In einem Multiplizierer 5 werden die adressierten Kanalvocoder-Parameter a_p und die adressierten Koeffizienten c_ip multipliziert, und in einem nachgeschalteten Addierer 6 aufsummiert. Hierbei wird der Index i der Koeffizienten c_ip solange konstant gehalten, bis der Index i seinen größten Wert, in Formel 8 beispielsweise 17, erreicht hat. Die gebildete Summe wird als LPC-Parameter l_i in einen zweiten Speicher 7 eingeschrieben. Danach wird von einem zweiten Zähler 8 der Index i um eins erhöht, und der nächste LPC-Parameter l_i+1 berechnet. Hierzu adressiert der zweite Zähler 8 zum einen die Koeffizienten c_ip im Koeffizientenspeicher 3 nach ihrem Index i, und zum anderen die LPC-Vocoder-Parameter im zweiten Speicher 7.The addressed channel vocoder parameters a _p and the addressed coefficients c _{ip are} multiplied in a multiplier 5 and added up in a downstream adder 6. Here, the index i of the coefficients c _{ip is} kept constant until the index i has reached its greatest value, for example 17 in formula 8. The sum formed is written into a second memory 7 as LPC parameter l _i . The index i is then increased by one by a second counter 8 and the next LPC parameter l _{i + 1 is} calculated.
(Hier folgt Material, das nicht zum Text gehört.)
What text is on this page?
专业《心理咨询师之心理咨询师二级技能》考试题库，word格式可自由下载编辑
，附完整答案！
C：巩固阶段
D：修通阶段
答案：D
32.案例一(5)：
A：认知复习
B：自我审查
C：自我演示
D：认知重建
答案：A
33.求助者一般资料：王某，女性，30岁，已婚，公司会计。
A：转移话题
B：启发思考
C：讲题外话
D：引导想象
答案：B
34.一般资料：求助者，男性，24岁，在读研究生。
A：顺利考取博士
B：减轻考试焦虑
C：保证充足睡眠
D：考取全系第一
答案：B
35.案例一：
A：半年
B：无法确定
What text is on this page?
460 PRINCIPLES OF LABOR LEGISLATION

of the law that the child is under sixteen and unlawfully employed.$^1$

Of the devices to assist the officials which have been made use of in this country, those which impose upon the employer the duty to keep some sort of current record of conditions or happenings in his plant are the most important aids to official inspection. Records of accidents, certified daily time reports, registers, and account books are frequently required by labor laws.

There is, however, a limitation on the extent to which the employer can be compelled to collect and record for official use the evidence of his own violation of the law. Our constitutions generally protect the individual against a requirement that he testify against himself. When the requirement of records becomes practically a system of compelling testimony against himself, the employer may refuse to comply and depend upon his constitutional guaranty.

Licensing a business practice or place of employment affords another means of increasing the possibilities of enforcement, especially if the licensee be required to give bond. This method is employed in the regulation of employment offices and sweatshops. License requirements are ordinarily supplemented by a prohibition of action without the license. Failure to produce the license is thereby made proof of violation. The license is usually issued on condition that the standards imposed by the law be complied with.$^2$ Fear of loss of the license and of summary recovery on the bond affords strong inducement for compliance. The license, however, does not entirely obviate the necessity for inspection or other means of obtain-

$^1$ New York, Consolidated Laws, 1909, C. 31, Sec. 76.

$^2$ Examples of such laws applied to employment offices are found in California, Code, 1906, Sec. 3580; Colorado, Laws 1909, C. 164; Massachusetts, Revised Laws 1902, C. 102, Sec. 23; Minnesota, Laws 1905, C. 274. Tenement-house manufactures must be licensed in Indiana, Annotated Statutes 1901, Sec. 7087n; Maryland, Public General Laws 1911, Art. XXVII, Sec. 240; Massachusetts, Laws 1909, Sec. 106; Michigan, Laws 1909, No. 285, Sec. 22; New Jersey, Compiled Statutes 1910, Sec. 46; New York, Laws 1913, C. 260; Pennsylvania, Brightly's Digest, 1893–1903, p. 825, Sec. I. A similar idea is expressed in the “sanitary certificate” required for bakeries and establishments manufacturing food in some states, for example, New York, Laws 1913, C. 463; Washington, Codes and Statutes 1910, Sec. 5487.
For this purpose, the second counter 8 addresses the coefficients c _ip in the coefficient memory 3 on the one hand according to their index i, and on the other hand the LPC vocoder parameters in the second memory 7.

Die beiden Zähler 4 und 8 werden von einer Taktsteuerung 9 getaktet.The two counters 4 and 8 are clocked by a clock controller 9.

An einem Ausgang 10 des zweiten Speichers 7 ist dann jeweils ein transformierter bzw. umcodierter Satz von LPC-Vocoder-Parametern abnehmbar.A transformed or recoded set of LPC vocoder parameters can then be removed at an output 10 of the second memory 7.

Claims

1. A method for recoding digital channel vocoder parameters, which were obtained in the analysis part of the channel vocoder from a natural speech signal, into digital LPC vocoder parameters, which are processed in the synthesis part of the LPC vocoder to a synthetic speech signal, the channel vocoder parameters are present as a power spectrum, the LPC vocoder parameters being calculated from the short-term autocorrelation function, the power spectrum being smoothed using a smoothing function (g), and the correlation coefficients of the autocorrelation function being calculated from the smoothed power spectrum using an inverse, discrete Fourier transformation, characterized in that for a given number of channels of the channel vocoder and for a given number of parameters of the LPC vocoder with a given frequency and time grid matrix elements (c _ij ) are calculated from the constant quantities and stored in a coefficient memory (3), so that di e LPC vocoder parameters can be derived from the channel vocoder parameters by means of matrix multiplications, the parameters of one of the vocoders in each case forming a vector.

2. The method according to claim 1, characterized in that the smoothing function (g = g (i, s)) includes a scatter (s) by which the width of the smoothing function is given.

3. The method according to claim 1 or claim 2, characterized in that the width (s) of the smoothing function (g) is a function of the parameters of the channel vocoder.